City proposes eastside storage facility for police

A proposal to turn an abandoned East Lawrence concrete plant into a police evidence warehouse is drawing opposition from neighbors of the site.

“People don’t like the looks; I guess it’s going to have chain-link and barbed wire and lights on all the time,” said Beth Anne Mansur, president of the Brook Creek Neighborhood Assn. “People who live around there aren’t real happy with that.”

City officials, though, say the police department doesn’t have room to store cars and other large pieces of evidence. And they say their plans will spruce up an unsightly part of the neighborhood.

“We would be able to, as I see it, upgrade a facility that’s an eyesore now,” said Assistant City Manager Debbie Van Saun. “We’re looking at doing some landscaping and doing some upgrading to the area.”

Long history

Morton’s Building Materials Inc. operated on the site at 900 E. 15th St. until 1998. The buildings were sold first to Capitol Concrete Products Co. of Topeka, then soon after to the city.
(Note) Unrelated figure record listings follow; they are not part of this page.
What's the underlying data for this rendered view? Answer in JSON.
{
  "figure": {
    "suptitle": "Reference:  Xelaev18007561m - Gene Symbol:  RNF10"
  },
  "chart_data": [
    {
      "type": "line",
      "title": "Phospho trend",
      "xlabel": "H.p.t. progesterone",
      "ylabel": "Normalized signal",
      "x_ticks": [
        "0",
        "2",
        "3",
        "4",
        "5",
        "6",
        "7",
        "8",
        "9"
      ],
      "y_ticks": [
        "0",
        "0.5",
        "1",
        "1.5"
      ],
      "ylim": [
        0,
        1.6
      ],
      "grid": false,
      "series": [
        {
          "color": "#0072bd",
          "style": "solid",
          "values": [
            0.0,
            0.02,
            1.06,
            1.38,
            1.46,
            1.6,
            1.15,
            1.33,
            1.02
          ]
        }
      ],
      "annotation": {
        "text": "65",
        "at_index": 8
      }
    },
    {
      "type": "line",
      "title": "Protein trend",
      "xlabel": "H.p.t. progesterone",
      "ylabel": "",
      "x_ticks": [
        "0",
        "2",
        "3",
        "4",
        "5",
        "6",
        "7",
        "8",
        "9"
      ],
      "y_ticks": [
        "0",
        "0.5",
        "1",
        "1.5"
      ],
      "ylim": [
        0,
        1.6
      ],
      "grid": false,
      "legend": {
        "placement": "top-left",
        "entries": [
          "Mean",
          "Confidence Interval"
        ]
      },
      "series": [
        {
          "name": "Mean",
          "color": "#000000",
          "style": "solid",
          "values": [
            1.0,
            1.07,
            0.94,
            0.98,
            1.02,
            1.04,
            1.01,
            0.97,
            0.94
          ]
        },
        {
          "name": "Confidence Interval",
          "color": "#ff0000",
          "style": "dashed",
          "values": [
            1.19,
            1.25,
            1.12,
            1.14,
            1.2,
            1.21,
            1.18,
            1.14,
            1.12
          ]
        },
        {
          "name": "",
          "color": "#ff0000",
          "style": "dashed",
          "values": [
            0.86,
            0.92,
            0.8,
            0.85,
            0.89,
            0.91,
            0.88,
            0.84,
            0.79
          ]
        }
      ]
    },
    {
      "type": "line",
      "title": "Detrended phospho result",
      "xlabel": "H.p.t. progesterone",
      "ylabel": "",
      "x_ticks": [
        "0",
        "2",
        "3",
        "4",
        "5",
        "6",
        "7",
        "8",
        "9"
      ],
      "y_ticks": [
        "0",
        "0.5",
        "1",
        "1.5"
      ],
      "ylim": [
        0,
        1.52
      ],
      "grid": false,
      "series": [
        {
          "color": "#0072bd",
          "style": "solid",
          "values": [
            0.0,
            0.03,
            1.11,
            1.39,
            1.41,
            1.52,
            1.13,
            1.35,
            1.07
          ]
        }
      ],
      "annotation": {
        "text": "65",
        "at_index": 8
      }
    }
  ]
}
The site sits at the confluence of the Brook Creek, Barker and East Lawrence neighborhoods.

“It’s my understanding it will be a secure place for vehicles that may be evidence, that may be police-related,” Van Saun said. “There needs to be a secure place for that, and the storage of other evidence. We don’t have enough room for it now.”
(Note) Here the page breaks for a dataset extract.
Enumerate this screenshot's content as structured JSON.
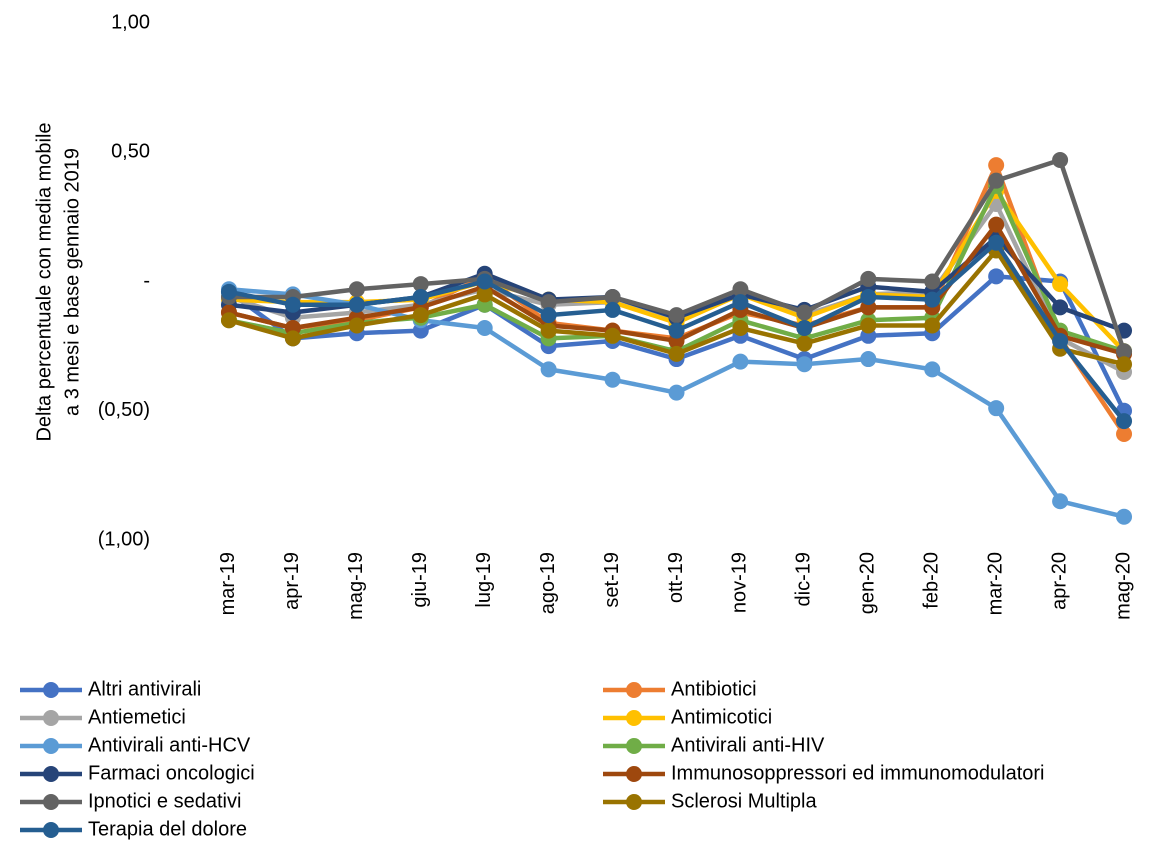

A proposed site plan to renovate the property into a police warehouse was originally on the Lawrence-Douglas County Planning Commission agenda in February, but was pulled when planners realized the site was within the environs of Lawrence school board president Austin Turney’s house in the 1500 block of Pennsylvania, which is on the National Register of Historic Places.

That means City Hall must first earn approval from its own Historic Resources Commission before proceeding with the plan. Officials haven’t yet submitted the proposal to the commission, however, instead talking with neighbors and revising the original plans to make it more neighborhood friendly.

Not friendly enough?

“I have to agree the city planners have been somewhat helpful in modifying the original plans, making it less intrusive and reducing the amount of light that filters into the neighborhood,” Turney said.

But Turney and others say an evidence warehouse can never be a desirable part of their neighborhood.

“It doesn’t seem like the right place, physically, for it,” said Jim McCrary, who lives in the 2000 block of Learnard Avenue. “The property is residential on three sides, and the fourth side is a park. To me, that property should be rezoned residential in a way that fits in the neighborhood, not continued in the old way from God-knows-when when it was OK to have manufacturing in the neighborhood.”

“I think that there’s talk of them storing weapons and stuff,” Mansur added. “We’re not real pleased with that.”

Van Saun said she didn’t know whether weapons or other dangerous contraband would be stored on the site.

“That may be an assumption on their part,” she said. “I don’t know that that’s going to be the case.”

‘Confused area’

Residents of East Lawrence said they wanted to see old industrial plants in the neighborhood converted to residential use, so homes could sit next to homes, creating a friendlier neighborhood feel.

“We’re sensitive to that,” Van Saun said. “We’ve had discussions with the neighbors, and we’re sensitive to that. But the residences were there when the Morton Block plant was there as well, with construction trucks coming and going.”

Final plans for the site have not been completed. City officials said they did not know when the proposal would go before the Historic Resources Commission.

“I would prefer it not be done,” Turney said. “It’s just another step in creating a confused area over here.”